Sunday, July 27, 2014

Superman II (1980) Review:

When Superman (1978) arrived in theaters Christopher Reeve had become one of the biggest names around. With his portrayal of the iconic American hero and all around good guy Clark Kent / Superman, Reeve had solidified that he was in fact the original Superman (even though there were portrayals before him). Two years later fans received a delightful second entry in the life of the man of steel. For this particular installment, there are a number of additions to the original story that was told in 1978. Much of it greatly increases the depth of the main leads but there are also a couple of errors that weren't addressed.

Silly Lois, still getting into trouble I see,...
Viewers begin the story with the reintroduction of General Zod (Terence Stamp) and his cronies being banished to the phantom zone. Then skip ahead to current time where Superman is doing his usual business of saving people and accidentally releases Zod and his buddies from the phantom zone. However, Kent doesn't know this. Instead, as the Zod crew begin wreaking havoc on Earth, Kent is too busy being caught up on Lois Lane (Margot Kidder). Among all this though, Kent as an individual goes through quite a character arc thanks to the three writers behind the screenplay. One of which worked on two of the Godfather films and the other wrote for Bonnie and Clyde (1967).

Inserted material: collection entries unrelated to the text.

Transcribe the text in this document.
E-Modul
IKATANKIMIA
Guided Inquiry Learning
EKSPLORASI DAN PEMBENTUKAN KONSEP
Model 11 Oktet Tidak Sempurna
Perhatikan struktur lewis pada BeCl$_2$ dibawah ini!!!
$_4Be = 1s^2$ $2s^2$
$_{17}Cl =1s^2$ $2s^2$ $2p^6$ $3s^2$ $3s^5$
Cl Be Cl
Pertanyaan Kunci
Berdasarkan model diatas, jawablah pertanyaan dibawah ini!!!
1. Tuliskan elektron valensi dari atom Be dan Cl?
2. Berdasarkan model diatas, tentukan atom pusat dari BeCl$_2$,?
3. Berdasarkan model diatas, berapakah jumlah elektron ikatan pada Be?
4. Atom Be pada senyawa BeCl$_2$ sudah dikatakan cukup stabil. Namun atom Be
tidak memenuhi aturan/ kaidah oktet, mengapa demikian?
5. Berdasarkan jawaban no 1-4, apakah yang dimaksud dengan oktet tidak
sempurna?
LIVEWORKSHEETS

The best subplot to the writing is the relationship between Clark Kent and Lois Lane. Over time Lois begins realizing the patterns at which Superman appears, making her suspicious of coworker Clark. This happens gradually and finally when it hits, it's very sudden. Perhaps too quickly, but by that point viewers will be too invested into what is going on, that it won't matter. This is a pivotal point because it tests Clark to see how well he can be as himself. Unfortunately, with this rich character development comes flimsy loophole endings that are not expanded upon. There are certain things in movies that shouldn't go assumed. Not every audience member may understand, which would have them looking other places for answers. If something is going to be done for a reason, there should be an explanation behind it.

Other than this particular issue, there really isn't much to see that's wrong.  Even though the director had changed due to friction, the playout feels very much like the last film. The tone did not change and neither did the characters. Christopher Reeve, Margot Kidder, Jackie Cooper, Gene Hackman all play their roles like they had never left the set. Terence Stamp as Zod and his followers also give likable performances, even for villains. What Stamp does that makes Zod so interesting is how he speaks; it sounds so pompous. Zod's henchman are cool too. Ursa being quite a powerful woman and Non just for being brute muscle every time and any time he's on screen.

The original Superman vs Zod showdown
The practical effects are consistent and continue to be effective. Along with that are the action sequences that increase in damage and uniqueness. Surprisingly even the style of cinematography was changed. Robert Paynter took over. Although it was executed differently, the shots and overall image still look grand and beautiful. Perhaps the most astonishing is that John Williams did not return to compose. Yet, Ken Thorne (who just passed away this year) the replacement  composer, did a respectable job filling in. Thorne maintained the Superman theme and continued the upbeat feel of the tracks. Well done.

The development in its characters is done exceptionally. Sadly the buildup is so good that its justification for various actions feel flimsy, like that of its predecessor's finale. Other than that, it is worthy of a superman sequel from its production design, music special effects and cast.